The Royal Society Winton prize for Science Books awarded £25,000 (around USD 38,000) to the London-based journalist, for her work on gathering first-hand accounts of the environmental changes caused by human activity throughout the globe.
About her work:
Gaia Vince quit her job as an editor at the journal, to spend more than two years travelling the world to research. She spent 800 days on the road collecting information for her book – “Adventures in the Anthropocene: A Journey to the Heart of the Planet We Made”. The book centers on how people from different parts of the world have developed creative, albeit desperate, solutions to the most critical ecological issues during what scientists call the Anthropocene.
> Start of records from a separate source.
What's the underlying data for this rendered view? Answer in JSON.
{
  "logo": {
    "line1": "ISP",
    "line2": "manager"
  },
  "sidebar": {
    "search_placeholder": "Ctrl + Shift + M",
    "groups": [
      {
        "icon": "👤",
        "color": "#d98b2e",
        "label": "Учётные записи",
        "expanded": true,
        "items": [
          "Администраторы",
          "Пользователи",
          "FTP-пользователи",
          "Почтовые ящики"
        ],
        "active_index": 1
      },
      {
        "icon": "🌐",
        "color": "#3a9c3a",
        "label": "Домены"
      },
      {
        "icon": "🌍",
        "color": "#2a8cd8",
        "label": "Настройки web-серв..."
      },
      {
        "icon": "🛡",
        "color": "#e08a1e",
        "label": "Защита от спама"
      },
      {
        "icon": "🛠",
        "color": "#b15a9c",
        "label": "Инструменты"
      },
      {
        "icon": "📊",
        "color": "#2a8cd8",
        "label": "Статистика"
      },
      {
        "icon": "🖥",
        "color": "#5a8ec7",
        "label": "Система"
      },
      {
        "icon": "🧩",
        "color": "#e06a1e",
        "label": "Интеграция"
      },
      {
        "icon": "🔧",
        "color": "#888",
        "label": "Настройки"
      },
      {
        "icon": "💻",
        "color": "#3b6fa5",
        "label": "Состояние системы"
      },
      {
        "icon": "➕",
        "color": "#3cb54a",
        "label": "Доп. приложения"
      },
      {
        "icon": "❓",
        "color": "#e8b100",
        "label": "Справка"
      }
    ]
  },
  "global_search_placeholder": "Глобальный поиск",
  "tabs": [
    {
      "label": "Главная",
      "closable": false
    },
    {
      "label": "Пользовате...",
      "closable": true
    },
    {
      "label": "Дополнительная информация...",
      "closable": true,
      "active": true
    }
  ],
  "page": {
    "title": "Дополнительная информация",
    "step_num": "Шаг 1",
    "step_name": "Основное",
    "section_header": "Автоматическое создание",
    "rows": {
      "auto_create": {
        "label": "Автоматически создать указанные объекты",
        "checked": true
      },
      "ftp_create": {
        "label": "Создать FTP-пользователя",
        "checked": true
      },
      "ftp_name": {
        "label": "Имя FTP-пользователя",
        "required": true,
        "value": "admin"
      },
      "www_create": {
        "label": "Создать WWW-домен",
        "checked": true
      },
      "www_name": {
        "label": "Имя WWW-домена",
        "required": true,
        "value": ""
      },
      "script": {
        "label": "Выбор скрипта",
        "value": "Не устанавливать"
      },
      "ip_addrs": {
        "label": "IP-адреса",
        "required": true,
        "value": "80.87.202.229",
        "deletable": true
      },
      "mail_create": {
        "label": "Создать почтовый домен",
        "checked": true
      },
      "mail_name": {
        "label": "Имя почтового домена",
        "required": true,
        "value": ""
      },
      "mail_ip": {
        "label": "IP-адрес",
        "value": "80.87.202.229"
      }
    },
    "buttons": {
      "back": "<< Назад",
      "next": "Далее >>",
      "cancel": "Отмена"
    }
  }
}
She described the Anthropocene as a period of time in which human activity has become a massive geological force that has extensively altered the environment.
The book is illustrated with photographs taken by Vince’s partner, Nick Pattinson, who captured remarkable shots, from an Indian civil engineer’s manmade glaciers, to Peruvians painting parts of the Andes white to cool it down, and that island made of garbage.
List of other Shortlisted books:
Other Shortlisted titles for the award were – Life’s Greatest Secret (Profile) by Matthew Cobb, Alex Through the Looking-Glass: How Life Reflects Numbers and Numbers Reflect Life (Bloomsbury) by Alex Bellos, Smashing Physics (Headline) by John Butterworth, Life on the Edge: The Coming of Age of Quantum Biology (Bantam Press) by Johnjoe Mcfadden and Professor Jim Al-Khalili, and The Man Who Couldn’t Stop (Picador) by David Adam.
About the Award:
The Royal Society Winton Prize for Science Books is an annual £25,000 prize celebrating outstanding popular science books from around the world. It is open to authors of science books written for a non-specialist audience, and over the decades has championed writers such as Stephen Hawking, Jared Diamond, Stephen Jay Gould and Bill Bryson and many more.
It was originally established as the “Science Books Prize” in 1988 with the aim of encouraging the writing, publishing and reading of good and accessible popular science books. Earlier in 1990-2000 it was known as the “Rhone-Poulenc Prize for Science Books”, in 2001-2006 as the “Aventis Prize for Science Books” and in 2007-2010 as the “Royal Society Prize for Science Books”.